Вечером долго толкаемся под струей воды из бочки, проковыриваем все места. Мыло по серой коже мылится плохо. Трем друг другу спины.
Если глаза красные – лучше промыть: закапать новокаина, когда щиплет, или альбуцида. В аптечке есть.
А потом – садимся за кухней на дрова, в свитерах и всем теплом, каждый с чайничком горячего чая и кружкой. И пьем с сигареточкой свои три литра обжигающего и сладкого. Пот пробил и льет. Если промокнуть свежим полотенцем – след сероватый.
– Цумент выходит!
Иначе ты его из кожи фиг выгонишь. Месяц будешь шелушиться, как запаршивленный.
Дело было поставлено. Областной штаб руководил районными, а районный руководил нами, а лучше б они все провалились. Делать им было нечего. Они давали общие указания и писали отчеты.
Районный комиссар, он же штабфюрер, посетил нас единожды: сообщить, что Волга впадает в Каспийское море, поэтому мы должны с честью нести. После чего отметил галочку в блокноте и отбыл на «газике», подражая манерой маршалу Жукову, приказавшему расстрелять командование Западного фронта.
За себя он оставил члена районного штаба Фурнику. Если бы Геббельс не хромал и не умел говорить, он был бы похож на Фурнику. Фурника был тщедушен, глуп и необыкновенно патетичен. Свой штабной долг он видел в обличении нашего несовершенства. Он норовил наезжать к нам еженедельно. График составил, тварь болотная.
На лагерной линейке под флагштоком красовалась вывеска: «ССО “Викинг”». Буквы «СС» были очень большими, а «о» очень маленькая, можно сказать, почти даже незаметная. Вот под этим СС «Викингом» товарищ Фурника полчаса бился в падучей. Он вопил о политической диверсии, а мы о том, что название включено в список отрядов, и пускай согласовывает с областью и ЦК, пока не посинеет: без приказа не переназовемся, а переписать – краски нет под рукой, пересохла от жары.
Перед палатками мы воткнули таблички с названиями бригад.

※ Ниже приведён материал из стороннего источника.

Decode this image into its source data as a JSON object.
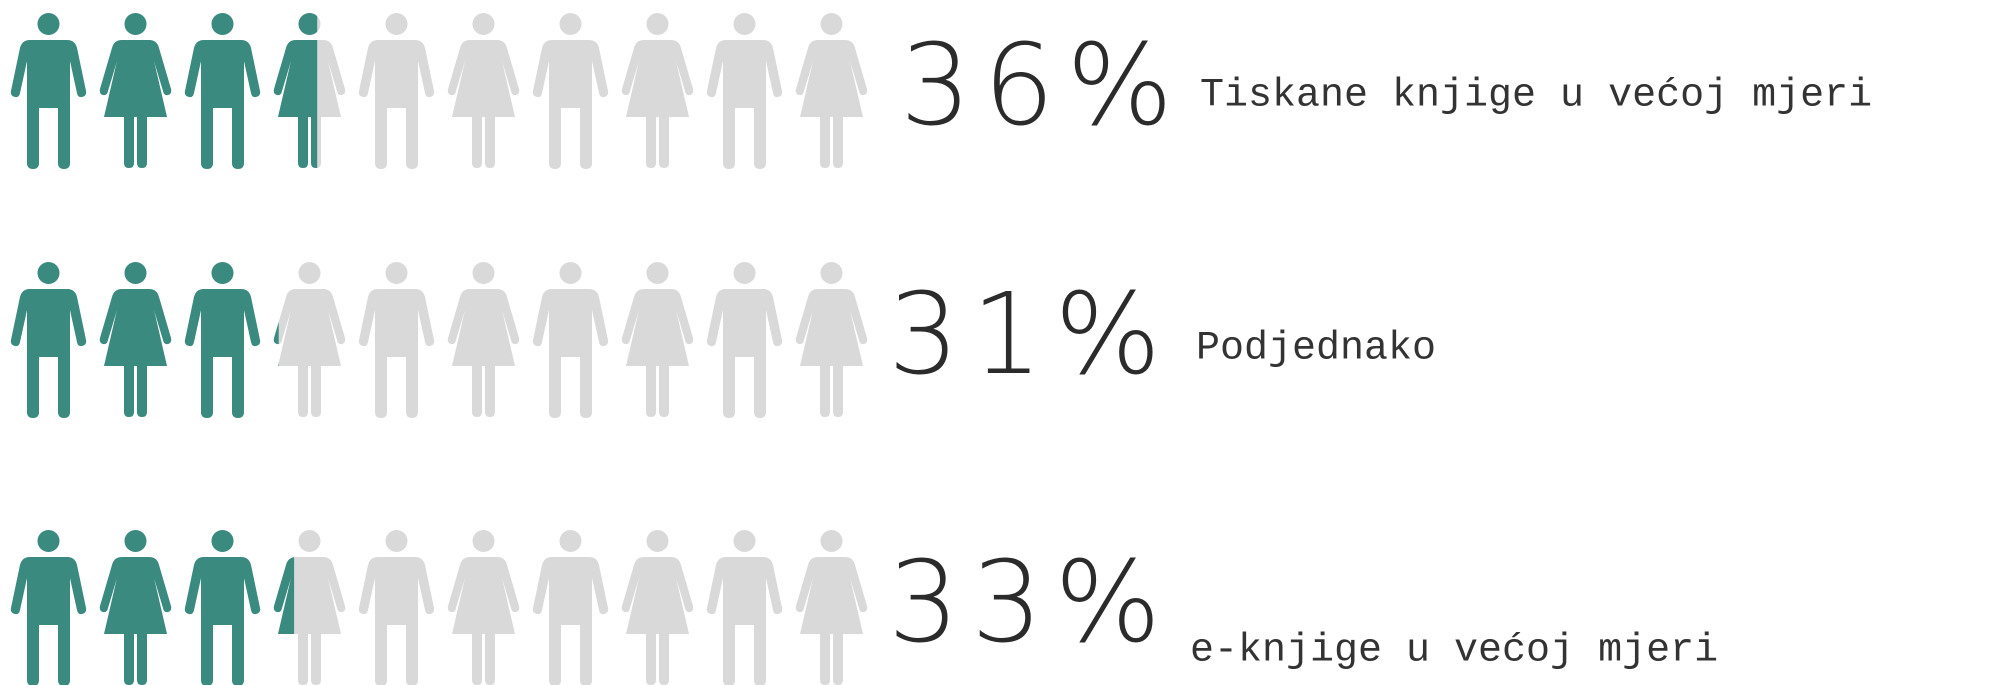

А перед палаткой девушек так и значилось: «Девицы». У этой таблички товарищ Фурника покраснел и какое-то время молчал. Потом он полчаса нудил и мотал нервы нашей отрядной комиссарше. А у нее были три стройки и медаль «За освоение целины». И она его посылала деловитым матом, а мы аплодировали за стенкой штабной палатки.
Однажды умная голова прислала нам по дотянутым рельсам вагон саженцев. Типа «здесь будет город-сад». А здесь даже саксаул не рос. Из этих саженцев мы делали вечером костер, если оставался дух сидеть с гитарой: они сгорали с искрами быстрее пороха. Да, так один саженец мы посадили перед палаткой корнями кверху. Что-то в этом было. Надо было видеть товарища Фурнику, пытающегося сформулировать свое возмущение! Он аж пыхтел, он чувствовал некий непорядок на идеологическом уровне, он дергал этот саженец, как Жучка за репку. Не знал, что мы его в ямке куском рельса придавили для устойчивости.
Однажды он довез директиву Центрального штаба: бород не носить! Бриться всем! Петр Первый. Проснулся. Ожил. А где ж тройная перцовая, спросили образованные мы? Наш Борода, Володя-аспирант, сущий леший, тут же вернулся с финкой и стал демонстративно брить грудь. Мы сказали Фурнике: пусть везет бритвы откуда хочет, у нас их нет. И бреет нас пусть сам, у нас руки дрожат. От работы. Это же они там в штабе ни хрена не делают. Потом две недели не брился никто.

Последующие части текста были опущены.